Pip: And the poem doesn’t let the outside world off the hook either. It moves from inner work outward — through what it calls cognitive distortions, through “Us and Them segregations,” through the idea that karmic consequences exist even when they go unseen and unheard.

Mara: There’s a line that earns its place quietly: “A Higher quality of respect comes from feeling safe to learn, even through peaceful and non-violent forms of tough love.” That’s the connective tissue between the personal and the communal — safety as a precondition for growth.

Pip: The poem then takes a hard turn into territory you don’t usually find between a self-talk mantra and a Latin etymology lesson — and yes, it notes that discipline traces back to the Latin root for teaching, which reframes the whole concept.

Mara: The outer section addresses technology, fossil fuels, and what it calls Full Disclosure — the idea that taxpayers hold a sovereign right to know how their money works. The bumper sticker image is the vehicle: imagine the Air Force holding a bake sale, and then imagine further until there’s nothing left to fund.

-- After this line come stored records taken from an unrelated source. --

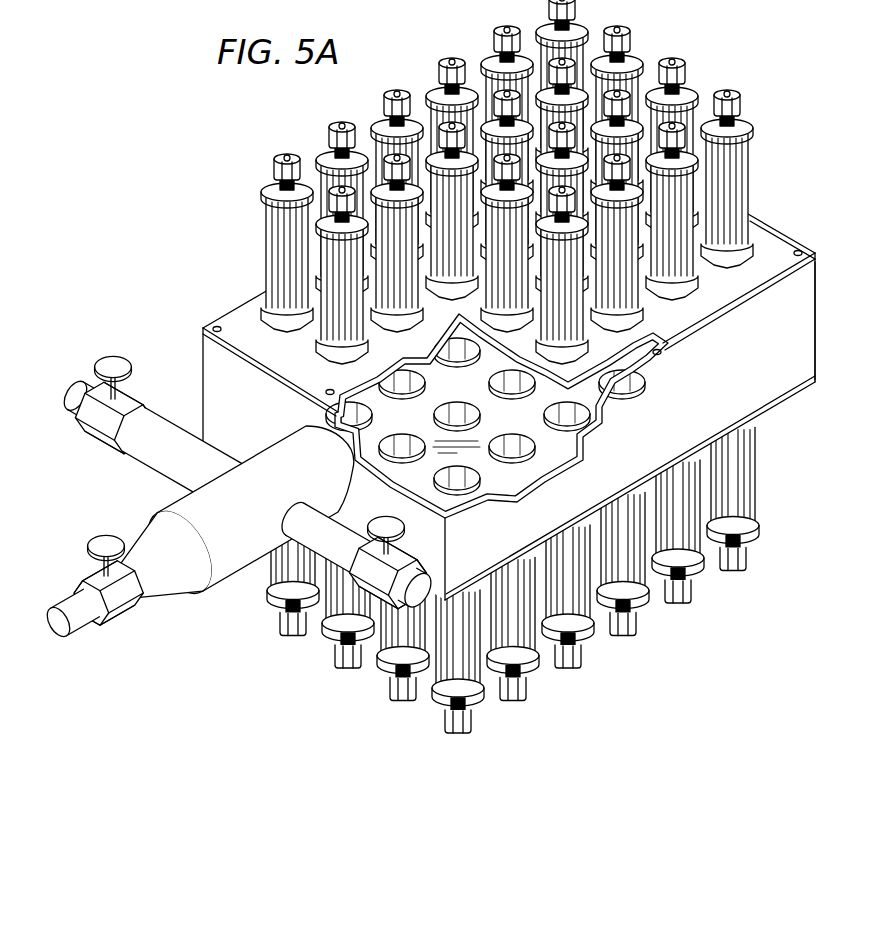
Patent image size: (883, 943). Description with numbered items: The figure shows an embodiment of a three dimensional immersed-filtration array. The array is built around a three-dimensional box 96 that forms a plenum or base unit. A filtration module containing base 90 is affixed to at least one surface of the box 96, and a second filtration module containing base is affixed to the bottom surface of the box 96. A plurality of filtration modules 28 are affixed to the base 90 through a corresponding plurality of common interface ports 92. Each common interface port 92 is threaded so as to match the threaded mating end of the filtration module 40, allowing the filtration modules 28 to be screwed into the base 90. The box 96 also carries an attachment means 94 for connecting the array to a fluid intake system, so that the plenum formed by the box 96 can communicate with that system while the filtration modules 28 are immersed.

The filtration module 28 is at (738, 170).
The threaded mating end of the filtration module 40 is at (568, 427).
The base 90 is at (242, 326).
The common interface port 92 is at (785, 242).
The attachment means 94 is at (308, 426).
The box 96 is at (793, 328).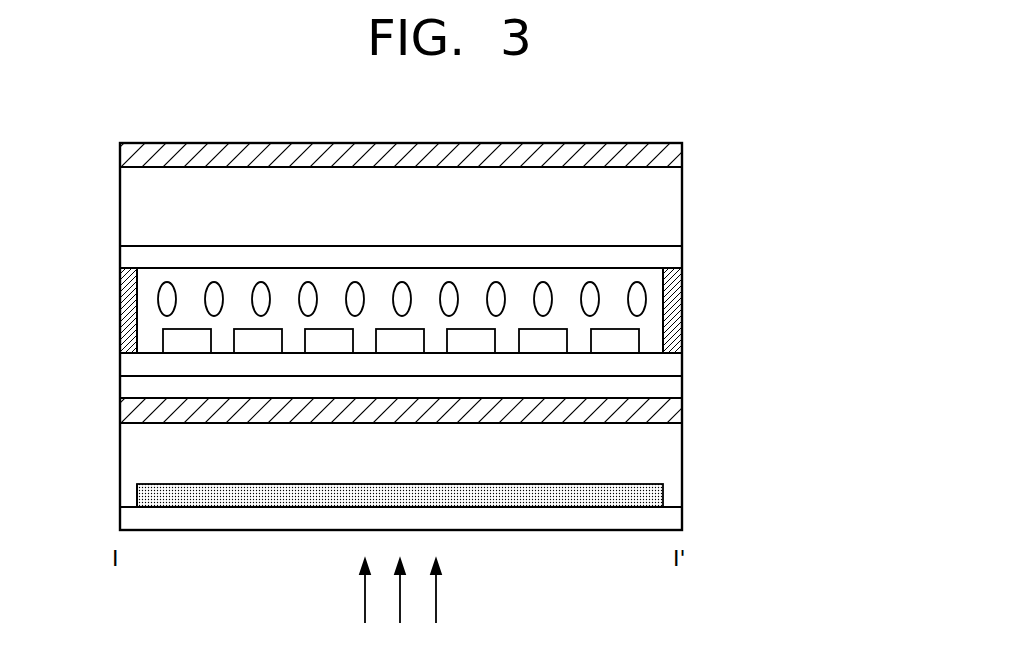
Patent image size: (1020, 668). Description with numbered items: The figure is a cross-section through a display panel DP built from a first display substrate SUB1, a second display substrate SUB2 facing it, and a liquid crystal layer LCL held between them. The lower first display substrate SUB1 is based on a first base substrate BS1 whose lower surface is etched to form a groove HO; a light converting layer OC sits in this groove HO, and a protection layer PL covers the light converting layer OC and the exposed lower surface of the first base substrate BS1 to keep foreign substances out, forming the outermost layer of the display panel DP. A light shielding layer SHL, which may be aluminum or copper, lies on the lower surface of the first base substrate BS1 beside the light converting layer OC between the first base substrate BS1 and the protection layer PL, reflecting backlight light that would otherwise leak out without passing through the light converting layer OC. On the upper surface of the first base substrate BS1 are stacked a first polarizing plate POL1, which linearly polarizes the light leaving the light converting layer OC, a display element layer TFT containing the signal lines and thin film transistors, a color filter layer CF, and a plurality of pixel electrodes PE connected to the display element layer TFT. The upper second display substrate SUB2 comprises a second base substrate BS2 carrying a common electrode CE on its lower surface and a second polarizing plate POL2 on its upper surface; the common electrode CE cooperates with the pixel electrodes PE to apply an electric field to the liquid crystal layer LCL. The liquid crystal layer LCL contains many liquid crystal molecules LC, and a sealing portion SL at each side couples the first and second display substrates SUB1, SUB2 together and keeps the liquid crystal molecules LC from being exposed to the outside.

The second polarizing plate POL2 is at (672, 152).
The second base substrate BS2 is at (673, 205).
The common electrode CE is at (673, 257).
The second display substrate SUB2 is at (481, 206).
The sealing portion SL is at (675, 282).
The liquid crystal layer LCL is at (405, 312).
The liquid crystal molecules LC is at (165, 300).
The pixel electrode PE is at (633, 340).
The color filter layer CF is at (673, 364).
The display element layer TFT is at (672, 387).
The first polarizing plate POL1 is at (672, 411).
The first base substrate BS1 is at (672, 466).
The light converting layer OC is at (655, 496).
The protection layer PL is at (672, 519).
The first display substrate SUB1 is at (447, 464).
The light shielding layer SHL is at (128, 497).
The groove HO is at (146, 488).
The display panel DP is at (474, 371).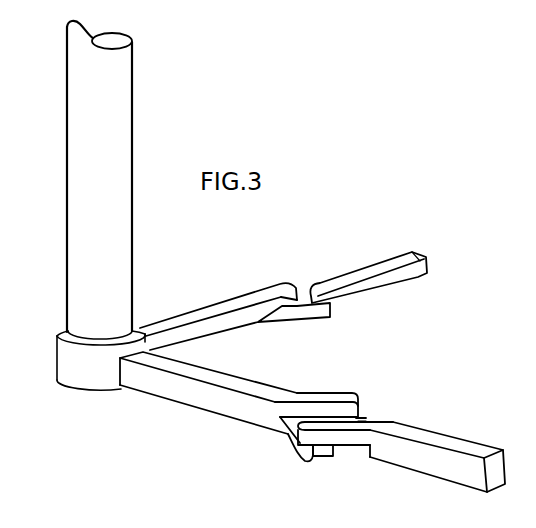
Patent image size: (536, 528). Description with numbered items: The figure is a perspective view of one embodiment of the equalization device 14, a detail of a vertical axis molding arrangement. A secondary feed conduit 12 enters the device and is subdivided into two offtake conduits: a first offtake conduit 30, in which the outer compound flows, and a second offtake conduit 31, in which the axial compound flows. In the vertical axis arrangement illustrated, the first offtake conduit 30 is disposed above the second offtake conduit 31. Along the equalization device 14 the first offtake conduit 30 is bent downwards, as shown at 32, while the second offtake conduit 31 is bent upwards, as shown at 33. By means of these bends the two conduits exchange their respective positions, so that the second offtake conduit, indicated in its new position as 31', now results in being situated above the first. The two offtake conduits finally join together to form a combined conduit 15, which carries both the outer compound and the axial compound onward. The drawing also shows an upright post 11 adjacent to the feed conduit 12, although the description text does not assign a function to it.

The upright post 11 is at (70, 114).
The secondary feed conduit 12 is at (187, 397).
The equalization device 14 is at (286, 458).
The combined conduit 15 is at (413, 447).
The first offtake conduit 30 is at (322, 398).
The second offtake conduit 31 is at (265, 439).
The second offtake conduit 31' is at (382, 481).
The downward bend 32 is at (362, 418).
The upward bend 33 is at (313, 443).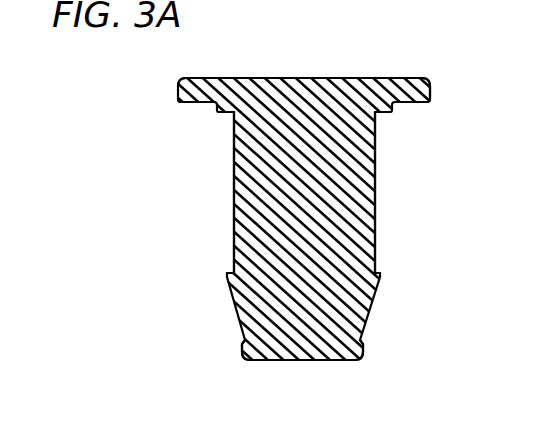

Pip: It’s a rhetorical escalation — start with the absurd image, then keep walking until the absurdity becomes the point.

Mara: The closing lines bring it back: “the spotlight of heart-centered mindfulness lays the cards on the table to call out the bluff.” Awareness, the poem argues, is itself a form of accountability.

Pip: Recognition as the first act of honesty — toward yourself, toward others, toward the systems you live inside.


Mara: The thread running through all of this is that seeing clearly — yourself, your fear, your world — is where any real change begins.